Die Ortskirche von Homs verteilt Hilfe für Brennstoff und Heizung

„Wir wollten unser Zuhause nicht verlassen. Als aber die Decke auf uns herabfiel, blieb uns nichts anderes übrig“

Remond Ziade war 72 Jahre alt, als  der Krieg 2011 nach Homs kam. Die Stadt war von Anfang an eine der am stärksten vom Krieg betroffenen syrischen Städte. Aus den Straßenprotesten erwuchsen harte Unterdrückungsmaßnahmen. Homs wurde der Keim der ersten Rebellengruppen, weshalb es „Hauptstadt der Revolution“ genannt wurde. Gekämpft wurde insbesondere in der Altstadt von Homs und in Al-Hamidiya, einem Ortsteil mit einem hohen christlichen Bevölkerungsanteil. Um das Jahr 2012 war das Leben dort unerträglich. Fast alle Bewohner flüchteten. Dort blieben lediglich ein paar ältere Menschen.
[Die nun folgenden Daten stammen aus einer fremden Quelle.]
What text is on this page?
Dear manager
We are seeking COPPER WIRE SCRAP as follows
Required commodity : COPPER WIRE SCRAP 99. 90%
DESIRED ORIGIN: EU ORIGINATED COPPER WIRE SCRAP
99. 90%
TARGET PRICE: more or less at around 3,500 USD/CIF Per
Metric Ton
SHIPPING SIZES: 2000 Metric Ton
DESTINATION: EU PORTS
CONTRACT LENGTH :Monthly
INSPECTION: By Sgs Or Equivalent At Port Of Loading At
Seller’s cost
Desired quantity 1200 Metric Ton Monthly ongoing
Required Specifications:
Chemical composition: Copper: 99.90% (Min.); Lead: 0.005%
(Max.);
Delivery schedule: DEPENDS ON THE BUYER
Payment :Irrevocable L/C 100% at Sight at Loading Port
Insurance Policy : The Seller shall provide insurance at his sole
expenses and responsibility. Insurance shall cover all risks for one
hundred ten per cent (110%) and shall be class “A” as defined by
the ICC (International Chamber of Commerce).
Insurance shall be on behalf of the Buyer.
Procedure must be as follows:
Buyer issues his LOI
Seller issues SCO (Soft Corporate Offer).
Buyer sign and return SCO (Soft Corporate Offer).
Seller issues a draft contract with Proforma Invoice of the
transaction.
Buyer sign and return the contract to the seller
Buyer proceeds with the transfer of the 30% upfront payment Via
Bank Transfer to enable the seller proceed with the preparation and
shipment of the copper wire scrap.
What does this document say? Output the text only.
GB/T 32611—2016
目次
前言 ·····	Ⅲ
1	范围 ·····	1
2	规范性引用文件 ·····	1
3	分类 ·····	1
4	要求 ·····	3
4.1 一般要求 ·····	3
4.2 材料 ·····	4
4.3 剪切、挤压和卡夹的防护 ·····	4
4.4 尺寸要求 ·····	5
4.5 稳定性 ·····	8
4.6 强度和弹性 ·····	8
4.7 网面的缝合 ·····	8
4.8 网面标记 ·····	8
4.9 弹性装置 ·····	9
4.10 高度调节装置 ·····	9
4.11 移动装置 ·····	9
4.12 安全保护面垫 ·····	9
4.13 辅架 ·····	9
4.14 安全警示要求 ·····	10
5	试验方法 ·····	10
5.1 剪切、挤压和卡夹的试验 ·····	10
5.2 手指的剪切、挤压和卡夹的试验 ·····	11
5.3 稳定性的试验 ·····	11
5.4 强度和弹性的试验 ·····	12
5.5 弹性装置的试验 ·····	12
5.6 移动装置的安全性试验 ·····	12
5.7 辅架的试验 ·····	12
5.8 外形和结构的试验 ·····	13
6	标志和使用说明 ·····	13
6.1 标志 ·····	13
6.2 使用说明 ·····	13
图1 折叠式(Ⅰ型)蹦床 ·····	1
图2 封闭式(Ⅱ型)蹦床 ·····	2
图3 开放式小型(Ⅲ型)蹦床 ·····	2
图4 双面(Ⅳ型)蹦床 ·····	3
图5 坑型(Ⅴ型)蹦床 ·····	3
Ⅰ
Unter ihnen befand sich Remond, der im Krieg bereits mehrere Verwandte verloren hatte. Dennoch weigerte er sich, die Wohnung zu verlassen, die er sich mit seinen zwei Schwestern, der 60-jährigen Afef und der 74-jährigen Nawal, teilte. Dort harrten sie aus, obwohl die Einschläge der Bomben immer näher an die Sackgasse herankamen, auf die die Terrasse ihres Essraumes hinausgeht. „Eines Tages schliefen wir noch, als uns der Einschlag einer Mörsergranate aufschreckte“, so Nawal Ziade. „Die Decke des Zimmers fiel direkt neben meinem Schlafzimmer herunter. Ich weiß nicht einmal, wie wir lebend davon kamen.“

 

Nawal und Remond mussten dann ihr Leben in Homs hinter sich lassen. Sie packen ihre wenigen Habseligkeiten in einen Koffer und gingen weg. Dabei wussten sie nicht, ob sie jemals diese Wohnungstür wieder durchschreiten würden. „Wir wurden aus Homs evakuiert. Wir lebten etwa ein Jahr lang außerhalb der Stadt, aber wir kamen Mitte 2014 hierher zurück, kaum dass der Krieg vorbei war. Die Wohnung war so gut wir unbewohnbar. Aber es ist unser Zuhause. Wir hatten keinen anderen Ort, wohin wir hätten gehen können.“

Remond kann kaum noch sprechen. Vor Jahren erlitt er eine psychische Störung, die ihm Bewegungsfähigkeit und Sprache raubte. Er setzt sich zu seiner Schwester auf eins der Sofas im Wohnzimmer der ausgebombten Wohnung. Inmitten des Zimmers steht ein Ofen mit einem langen Kamin, der bis zur Decke reicht und an der Fassade auf die Straße führt. „Deshalb können wir hier die harten Winter durchstehen. Im Ofen erhitzen wir auch das Teewasser. An ihm hängen wir ebenfalls die Wäsche zum Trocknen auf“, so Nawal. Die aus unverheirateten Geschwistern bestehende Familie mag diese Erfindung sehr.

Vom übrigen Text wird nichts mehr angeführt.